Improved Rates of Differentially Private Nonconvex-Strongly-Concave Minimax Optimization
Ruijia Zhang, Mingxi Lei, Meng Ding, Zihang Xiang, Jinhui Xu, Di Wang
TL;DR
This work tackles differential privacy in finite-sum minimax optimization under the nonconvex-strongly-concave regime, a setting relevant to deep learning models like deep AUC maximization. It first analyzes a DP-SGDA baseline and demonstrates a gradient-norm utility bound of $\tilde{O}(\frac{d^{1/4}}{(n\epsilon)^{1/2}})$, then introduces PrivateDiff Minimax, a variance-reduction approach that leverages gradient differences and restart schemes to achieve the improved rate $\tilde{O}(\frac{d^{1/3}}{(n\epsilon)^{2/3}})$, matching the best-known DP-ERM results for non-convex loss. The paper provides lower bounds for private minimax and validates the theory with experiments on AUC maximization, GANs, and temporal-difference learning, showing that PrivateDiff Minimax consistently outperforms DP-SGDA under various privacy budgets. Overall, these results advance private training for nonconvex minimax problems and suggest practical pathways for privacy-preserving deep learning tasks.
Abstract
In this paper, we study the problem of (finite sum) minimax optimization in the Differential Privacy (DP) model.

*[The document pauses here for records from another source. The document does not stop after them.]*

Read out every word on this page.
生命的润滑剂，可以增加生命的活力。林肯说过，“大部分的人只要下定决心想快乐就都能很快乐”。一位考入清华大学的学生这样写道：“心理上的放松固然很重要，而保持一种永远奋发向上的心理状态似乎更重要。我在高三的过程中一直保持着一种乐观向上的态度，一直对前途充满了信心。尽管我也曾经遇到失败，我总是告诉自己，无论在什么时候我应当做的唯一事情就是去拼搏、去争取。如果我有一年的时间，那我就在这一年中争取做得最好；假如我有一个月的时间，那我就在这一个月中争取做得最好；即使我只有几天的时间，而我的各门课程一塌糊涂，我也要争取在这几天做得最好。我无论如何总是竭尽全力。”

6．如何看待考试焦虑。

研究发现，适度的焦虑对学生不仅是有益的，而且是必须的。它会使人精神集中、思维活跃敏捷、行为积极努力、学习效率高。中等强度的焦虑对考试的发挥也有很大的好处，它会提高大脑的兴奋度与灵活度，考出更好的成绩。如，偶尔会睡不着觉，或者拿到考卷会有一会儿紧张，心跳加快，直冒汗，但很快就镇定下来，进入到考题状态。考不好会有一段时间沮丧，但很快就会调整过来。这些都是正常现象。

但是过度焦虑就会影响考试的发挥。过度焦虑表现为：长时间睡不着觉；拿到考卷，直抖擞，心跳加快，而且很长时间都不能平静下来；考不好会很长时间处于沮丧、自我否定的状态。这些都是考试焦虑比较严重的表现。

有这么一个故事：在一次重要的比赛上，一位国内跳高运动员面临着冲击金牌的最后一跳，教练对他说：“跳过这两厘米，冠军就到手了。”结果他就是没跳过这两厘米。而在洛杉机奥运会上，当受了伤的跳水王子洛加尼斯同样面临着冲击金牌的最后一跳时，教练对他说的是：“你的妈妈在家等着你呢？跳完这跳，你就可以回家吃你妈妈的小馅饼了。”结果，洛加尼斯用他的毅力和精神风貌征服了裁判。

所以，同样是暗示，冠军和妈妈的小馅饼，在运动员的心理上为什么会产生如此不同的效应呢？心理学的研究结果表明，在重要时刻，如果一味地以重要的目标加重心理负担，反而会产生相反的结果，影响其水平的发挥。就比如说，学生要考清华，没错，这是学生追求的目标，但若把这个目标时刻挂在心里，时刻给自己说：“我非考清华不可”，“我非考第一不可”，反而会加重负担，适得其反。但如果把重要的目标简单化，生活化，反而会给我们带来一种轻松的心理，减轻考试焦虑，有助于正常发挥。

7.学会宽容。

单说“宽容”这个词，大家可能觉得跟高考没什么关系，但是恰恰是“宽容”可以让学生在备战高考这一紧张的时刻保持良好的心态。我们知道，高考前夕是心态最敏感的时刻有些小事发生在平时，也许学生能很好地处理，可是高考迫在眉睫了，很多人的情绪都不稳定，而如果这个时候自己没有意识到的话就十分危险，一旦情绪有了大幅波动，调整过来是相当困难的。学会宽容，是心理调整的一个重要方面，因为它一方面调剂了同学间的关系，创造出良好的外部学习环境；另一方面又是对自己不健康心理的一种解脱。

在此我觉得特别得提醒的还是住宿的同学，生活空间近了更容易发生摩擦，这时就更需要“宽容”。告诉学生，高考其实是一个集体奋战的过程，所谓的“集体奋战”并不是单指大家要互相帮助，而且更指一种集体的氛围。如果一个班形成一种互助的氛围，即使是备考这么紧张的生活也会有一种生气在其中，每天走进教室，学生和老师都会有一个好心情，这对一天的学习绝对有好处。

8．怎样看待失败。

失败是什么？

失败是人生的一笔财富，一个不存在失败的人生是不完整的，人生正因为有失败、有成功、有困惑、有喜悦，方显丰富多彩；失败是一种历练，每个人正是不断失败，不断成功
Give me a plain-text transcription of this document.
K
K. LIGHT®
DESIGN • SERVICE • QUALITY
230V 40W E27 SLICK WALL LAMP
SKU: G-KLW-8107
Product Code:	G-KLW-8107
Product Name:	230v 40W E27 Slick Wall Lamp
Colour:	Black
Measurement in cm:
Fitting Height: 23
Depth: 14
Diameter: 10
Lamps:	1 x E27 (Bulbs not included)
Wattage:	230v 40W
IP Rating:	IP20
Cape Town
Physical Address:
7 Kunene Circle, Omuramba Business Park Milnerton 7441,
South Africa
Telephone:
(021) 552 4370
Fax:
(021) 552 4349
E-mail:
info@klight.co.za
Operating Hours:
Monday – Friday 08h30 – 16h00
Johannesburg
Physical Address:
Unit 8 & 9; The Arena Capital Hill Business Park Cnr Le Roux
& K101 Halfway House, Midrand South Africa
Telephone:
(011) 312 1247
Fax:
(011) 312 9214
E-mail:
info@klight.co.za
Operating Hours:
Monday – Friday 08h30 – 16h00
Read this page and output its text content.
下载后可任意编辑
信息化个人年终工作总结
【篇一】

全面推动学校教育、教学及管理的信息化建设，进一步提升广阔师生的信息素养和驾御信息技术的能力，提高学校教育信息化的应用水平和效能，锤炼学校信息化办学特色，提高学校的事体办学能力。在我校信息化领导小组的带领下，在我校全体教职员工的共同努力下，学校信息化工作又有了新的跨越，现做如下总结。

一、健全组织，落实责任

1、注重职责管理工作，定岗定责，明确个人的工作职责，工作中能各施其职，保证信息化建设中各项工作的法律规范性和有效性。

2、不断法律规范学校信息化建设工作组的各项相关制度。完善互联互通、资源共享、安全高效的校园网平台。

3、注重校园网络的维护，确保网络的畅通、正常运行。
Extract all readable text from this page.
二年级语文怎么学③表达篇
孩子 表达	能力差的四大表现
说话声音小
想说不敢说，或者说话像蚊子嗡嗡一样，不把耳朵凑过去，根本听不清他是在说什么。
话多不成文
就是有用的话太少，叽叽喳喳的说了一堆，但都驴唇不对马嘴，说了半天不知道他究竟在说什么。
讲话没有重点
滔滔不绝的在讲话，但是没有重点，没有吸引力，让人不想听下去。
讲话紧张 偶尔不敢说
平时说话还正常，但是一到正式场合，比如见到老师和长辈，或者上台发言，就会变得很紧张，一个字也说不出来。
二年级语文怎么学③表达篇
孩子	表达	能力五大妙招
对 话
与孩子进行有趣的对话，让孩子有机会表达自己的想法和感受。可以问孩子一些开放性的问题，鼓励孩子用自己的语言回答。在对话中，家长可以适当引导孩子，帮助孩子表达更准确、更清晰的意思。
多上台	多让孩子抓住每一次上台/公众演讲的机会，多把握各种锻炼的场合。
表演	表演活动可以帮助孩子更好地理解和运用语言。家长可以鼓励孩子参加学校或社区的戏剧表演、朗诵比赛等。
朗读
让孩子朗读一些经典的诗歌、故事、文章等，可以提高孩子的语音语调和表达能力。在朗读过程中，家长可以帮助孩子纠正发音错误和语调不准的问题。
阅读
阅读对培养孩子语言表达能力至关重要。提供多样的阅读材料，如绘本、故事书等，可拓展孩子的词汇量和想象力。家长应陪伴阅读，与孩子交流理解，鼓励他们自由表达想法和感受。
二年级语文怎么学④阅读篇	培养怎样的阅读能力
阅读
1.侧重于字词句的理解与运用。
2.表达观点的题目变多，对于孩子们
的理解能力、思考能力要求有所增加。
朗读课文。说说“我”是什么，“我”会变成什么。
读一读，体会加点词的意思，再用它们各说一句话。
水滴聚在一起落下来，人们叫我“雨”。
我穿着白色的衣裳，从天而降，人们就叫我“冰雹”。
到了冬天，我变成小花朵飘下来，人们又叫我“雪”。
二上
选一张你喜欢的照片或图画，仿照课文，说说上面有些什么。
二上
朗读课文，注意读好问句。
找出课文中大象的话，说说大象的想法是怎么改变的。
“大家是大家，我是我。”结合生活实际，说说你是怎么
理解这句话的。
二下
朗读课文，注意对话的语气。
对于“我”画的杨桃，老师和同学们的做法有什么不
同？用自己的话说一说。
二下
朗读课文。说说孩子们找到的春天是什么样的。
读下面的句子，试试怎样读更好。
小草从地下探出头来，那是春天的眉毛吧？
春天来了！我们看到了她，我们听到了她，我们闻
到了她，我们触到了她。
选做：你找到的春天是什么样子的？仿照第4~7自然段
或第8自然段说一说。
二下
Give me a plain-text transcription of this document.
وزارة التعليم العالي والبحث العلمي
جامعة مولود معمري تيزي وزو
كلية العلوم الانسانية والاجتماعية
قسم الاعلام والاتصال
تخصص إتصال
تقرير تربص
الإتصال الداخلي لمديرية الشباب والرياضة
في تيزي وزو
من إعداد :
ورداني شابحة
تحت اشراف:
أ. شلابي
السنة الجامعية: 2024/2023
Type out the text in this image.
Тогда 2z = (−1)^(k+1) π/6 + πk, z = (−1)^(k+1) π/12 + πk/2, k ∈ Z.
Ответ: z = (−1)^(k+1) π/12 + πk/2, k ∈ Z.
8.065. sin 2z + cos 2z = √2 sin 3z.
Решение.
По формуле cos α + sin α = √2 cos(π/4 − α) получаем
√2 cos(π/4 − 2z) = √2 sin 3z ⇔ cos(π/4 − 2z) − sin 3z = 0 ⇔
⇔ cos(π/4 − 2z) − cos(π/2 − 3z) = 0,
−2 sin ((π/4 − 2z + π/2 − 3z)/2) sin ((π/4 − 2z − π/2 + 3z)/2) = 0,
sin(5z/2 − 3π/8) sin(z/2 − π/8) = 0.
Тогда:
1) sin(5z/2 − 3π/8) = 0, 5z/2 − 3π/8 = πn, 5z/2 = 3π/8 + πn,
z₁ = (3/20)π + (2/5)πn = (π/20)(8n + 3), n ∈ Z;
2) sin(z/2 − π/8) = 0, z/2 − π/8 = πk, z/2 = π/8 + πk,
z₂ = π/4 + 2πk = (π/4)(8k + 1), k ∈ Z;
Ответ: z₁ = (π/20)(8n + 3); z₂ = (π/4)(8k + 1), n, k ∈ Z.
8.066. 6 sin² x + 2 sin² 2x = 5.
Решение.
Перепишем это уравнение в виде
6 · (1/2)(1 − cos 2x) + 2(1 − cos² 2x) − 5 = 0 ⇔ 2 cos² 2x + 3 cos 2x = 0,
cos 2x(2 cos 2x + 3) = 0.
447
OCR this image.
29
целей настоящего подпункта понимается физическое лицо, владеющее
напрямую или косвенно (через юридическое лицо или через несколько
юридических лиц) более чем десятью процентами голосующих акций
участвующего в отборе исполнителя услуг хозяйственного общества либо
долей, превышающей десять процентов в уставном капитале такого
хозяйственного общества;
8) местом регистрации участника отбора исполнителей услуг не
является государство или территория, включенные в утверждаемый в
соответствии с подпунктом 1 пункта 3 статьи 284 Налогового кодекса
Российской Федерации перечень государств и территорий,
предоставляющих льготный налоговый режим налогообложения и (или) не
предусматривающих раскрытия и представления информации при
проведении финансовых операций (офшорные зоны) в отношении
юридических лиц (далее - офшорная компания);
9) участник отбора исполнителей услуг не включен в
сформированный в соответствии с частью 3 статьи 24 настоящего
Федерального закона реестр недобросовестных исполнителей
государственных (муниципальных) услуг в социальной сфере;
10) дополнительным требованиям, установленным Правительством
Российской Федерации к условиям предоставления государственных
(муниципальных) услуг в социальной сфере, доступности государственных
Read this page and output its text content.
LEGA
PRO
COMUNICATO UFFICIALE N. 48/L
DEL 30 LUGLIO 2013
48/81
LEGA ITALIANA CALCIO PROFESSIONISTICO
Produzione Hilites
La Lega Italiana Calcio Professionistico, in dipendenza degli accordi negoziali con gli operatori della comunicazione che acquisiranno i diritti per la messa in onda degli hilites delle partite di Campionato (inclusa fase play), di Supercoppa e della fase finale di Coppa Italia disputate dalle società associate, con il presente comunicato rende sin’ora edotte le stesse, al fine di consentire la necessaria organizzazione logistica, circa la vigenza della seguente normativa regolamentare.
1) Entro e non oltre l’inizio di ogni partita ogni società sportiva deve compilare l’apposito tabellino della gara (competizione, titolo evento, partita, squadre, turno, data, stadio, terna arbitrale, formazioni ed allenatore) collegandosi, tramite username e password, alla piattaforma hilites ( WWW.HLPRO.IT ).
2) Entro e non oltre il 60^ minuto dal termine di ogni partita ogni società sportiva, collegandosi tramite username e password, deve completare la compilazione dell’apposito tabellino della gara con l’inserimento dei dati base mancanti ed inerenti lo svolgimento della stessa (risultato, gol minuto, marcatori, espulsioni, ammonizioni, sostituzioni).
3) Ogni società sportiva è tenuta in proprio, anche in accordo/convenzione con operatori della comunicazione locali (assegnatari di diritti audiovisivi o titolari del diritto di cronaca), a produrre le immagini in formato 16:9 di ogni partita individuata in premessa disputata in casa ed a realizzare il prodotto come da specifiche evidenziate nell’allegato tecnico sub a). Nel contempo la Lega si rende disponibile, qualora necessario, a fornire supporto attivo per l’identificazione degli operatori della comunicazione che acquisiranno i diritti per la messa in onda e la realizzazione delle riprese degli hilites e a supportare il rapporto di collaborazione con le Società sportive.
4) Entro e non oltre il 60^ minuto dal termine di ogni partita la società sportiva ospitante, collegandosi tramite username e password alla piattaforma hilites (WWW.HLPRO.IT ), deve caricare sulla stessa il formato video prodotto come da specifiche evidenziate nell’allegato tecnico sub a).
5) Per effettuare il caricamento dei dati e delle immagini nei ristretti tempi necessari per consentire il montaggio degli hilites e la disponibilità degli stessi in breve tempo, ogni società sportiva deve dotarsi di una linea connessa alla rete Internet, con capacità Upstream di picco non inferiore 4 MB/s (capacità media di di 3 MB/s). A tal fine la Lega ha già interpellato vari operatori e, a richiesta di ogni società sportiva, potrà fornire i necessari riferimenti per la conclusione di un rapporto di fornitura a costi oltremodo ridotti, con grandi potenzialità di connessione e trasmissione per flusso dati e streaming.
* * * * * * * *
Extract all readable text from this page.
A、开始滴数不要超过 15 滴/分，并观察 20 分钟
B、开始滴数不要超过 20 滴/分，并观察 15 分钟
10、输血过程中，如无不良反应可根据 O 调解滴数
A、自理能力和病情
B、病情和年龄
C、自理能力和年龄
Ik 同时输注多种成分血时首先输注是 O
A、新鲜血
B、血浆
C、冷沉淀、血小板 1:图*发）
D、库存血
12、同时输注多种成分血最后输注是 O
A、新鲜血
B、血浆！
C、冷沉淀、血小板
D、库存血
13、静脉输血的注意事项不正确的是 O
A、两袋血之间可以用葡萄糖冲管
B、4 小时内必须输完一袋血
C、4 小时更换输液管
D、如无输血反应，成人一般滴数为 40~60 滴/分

Unlike most of the previous studies on the (strongly) convex-concave settings or loss functions satisfying the Polyak-Lojasiewicz condition, here we mainly focus on the nonconvex-strongly-concave one, which encapsulates many models in deep learning such as deep AUC maximization. Specifically, we first analyze a DP version of Stochastic Gradient Descent Ascent (SGDA) and show that it is possible to get a DP estimator whose $l_2$-norm of the gradient for the empirical risk function is upper bounded by $\tilde{O}(\frac{d^{1/4}}{({nε})^{1/2}})$, where $d$ is the model dimension and $n$ is the sample size. We then propose a new method with less gradient noise variance and improve the upper bound to $\tilde{O}(\frac{d^{1/3}}{(nε)^{2/3}})$, which matches the best-known result for DP Empirical Risk Minimization with non-convex loss. We also discussed several lower bounds of private minimax optimization. Finally, experiments on AUC maximization, generative adversarial networks, and temporal difference learning with real-world data support our theoretical analysis.